Khushbu* lives in a remote village in Alirajpur district of Madhya Pradesh. Eight siblings, and parents and grandparents make up this big family. Khushbu is the youngest child and is the centre of the entire family’s attention, she is also the luckiest because she is the only child who has had the opportunity to attend school.

“My eldest child, a daughter, who is now married, went to school for a few months after we enrolled her in the first grade. We asked her to discontinue when her mother was pregnant with our second child. Then there were more children, so she could never attend school. We got her married early. All the elder siblings stayed home to help their mother with domestic work or to help me with farm and labour jobs. In that sense, Khushbu being the youngest was very lucky to continue with school until the 5th grade, “narrated Khushbu’s father when an Educate Girls’ Field Co-ordinator Rakesh enquired about Khushbh’s absence from school during a door-to-door survey.

Unfortunately, Khushbu had to drop out after five years of schooling. It is quite the norm to see girls drop out to help their mother. But in Khushbu’s case, she was asked to help her eldest sister at her marital home instead. “My eldest daughter’s family was struggling to make ends meet. So she asked if Khushbu could help her with the household work and babysitting while she stepped out to earn a living. I had to agree. I wasn’t very happy sending Khushbu away but I couldn’t help.”

When Field Co-ordinator Rakesh told Khushbu’s father that he should summon her right away and send her to school, he responded, “I would love to but what’s the point? The upper primary school is far away and there is a gutter that needs to be crossed.
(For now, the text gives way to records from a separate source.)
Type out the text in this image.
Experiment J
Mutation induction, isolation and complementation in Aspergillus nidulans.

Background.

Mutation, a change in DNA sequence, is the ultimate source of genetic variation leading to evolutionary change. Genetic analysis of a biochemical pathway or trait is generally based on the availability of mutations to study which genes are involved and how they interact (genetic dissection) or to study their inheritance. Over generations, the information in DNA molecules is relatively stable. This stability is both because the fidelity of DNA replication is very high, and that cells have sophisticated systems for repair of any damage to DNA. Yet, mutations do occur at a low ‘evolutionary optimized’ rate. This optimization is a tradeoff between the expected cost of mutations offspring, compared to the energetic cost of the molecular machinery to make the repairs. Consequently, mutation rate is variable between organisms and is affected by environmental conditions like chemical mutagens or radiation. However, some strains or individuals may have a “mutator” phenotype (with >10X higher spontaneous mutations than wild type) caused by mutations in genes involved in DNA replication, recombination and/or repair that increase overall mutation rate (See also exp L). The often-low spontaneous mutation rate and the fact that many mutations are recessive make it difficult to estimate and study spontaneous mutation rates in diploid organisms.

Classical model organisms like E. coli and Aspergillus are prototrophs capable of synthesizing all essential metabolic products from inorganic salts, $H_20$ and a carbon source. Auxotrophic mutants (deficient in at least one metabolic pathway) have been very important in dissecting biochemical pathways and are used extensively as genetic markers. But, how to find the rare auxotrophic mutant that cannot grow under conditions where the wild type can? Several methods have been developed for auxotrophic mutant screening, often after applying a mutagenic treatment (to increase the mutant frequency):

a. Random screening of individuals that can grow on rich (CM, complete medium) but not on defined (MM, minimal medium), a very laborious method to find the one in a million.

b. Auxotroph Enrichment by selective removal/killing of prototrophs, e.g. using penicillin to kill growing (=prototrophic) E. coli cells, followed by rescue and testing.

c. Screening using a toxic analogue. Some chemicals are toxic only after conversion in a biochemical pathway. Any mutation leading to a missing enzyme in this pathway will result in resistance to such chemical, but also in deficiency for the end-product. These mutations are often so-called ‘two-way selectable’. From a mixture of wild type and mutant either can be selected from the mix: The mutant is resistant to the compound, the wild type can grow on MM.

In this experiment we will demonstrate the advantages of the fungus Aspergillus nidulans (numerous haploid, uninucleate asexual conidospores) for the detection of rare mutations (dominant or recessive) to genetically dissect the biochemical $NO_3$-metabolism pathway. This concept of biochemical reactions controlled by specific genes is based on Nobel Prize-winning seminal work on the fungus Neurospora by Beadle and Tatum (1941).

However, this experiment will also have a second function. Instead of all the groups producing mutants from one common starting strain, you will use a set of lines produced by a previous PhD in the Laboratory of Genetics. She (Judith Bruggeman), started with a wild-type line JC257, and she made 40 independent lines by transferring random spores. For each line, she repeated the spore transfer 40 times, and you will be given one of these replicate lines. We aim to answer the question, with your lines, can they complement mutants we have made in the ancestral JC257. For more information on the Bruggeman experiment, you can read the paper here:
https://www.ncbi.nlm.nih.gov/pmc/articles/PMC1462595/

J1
It’s huge and difficult to be crossed. Moreover, it gets flooded during monsoons, which can be very risky.  So if she can’t go to school, she might as well help her sister.”

To this Rakesh replied that Khushbu could be enrolled in the upper primary school in the adjoining village as that would be a safer route to travel. Hearing this, Khushbu’s father exclaimed, “Is that even possible? I would love to. I always thought that each school is meant for only the children of that particular village. If this is possible, I will call her back next week.”

Rakesh says, “This was the easiest enrolment as far as my experience with Educate Girls is concerned. Sometimes all it takes is just a quick conversation to clear a major misconception that someone may have.”

Khushbu was re-enrolled in Grade 8 after a gap of three years and today she is the “happiest girl around” as her father proudly puts it.

Educate A Child (EAC), a global programme of the Education Above All (EAA) Foundation, has partnered with Educate Girls to identify out of school children like Khushbu to ensure that that they have access to quality primary education.

With the support of EAC, Educate Girls has been working in some of the most remote and marginalised communities of India, providing over 215,000 formerly out of school children (OOSC) an opportunity to learn, thereby contributing directly to the UN’s SDG 4 and indirectly impacting a number of other SDGs.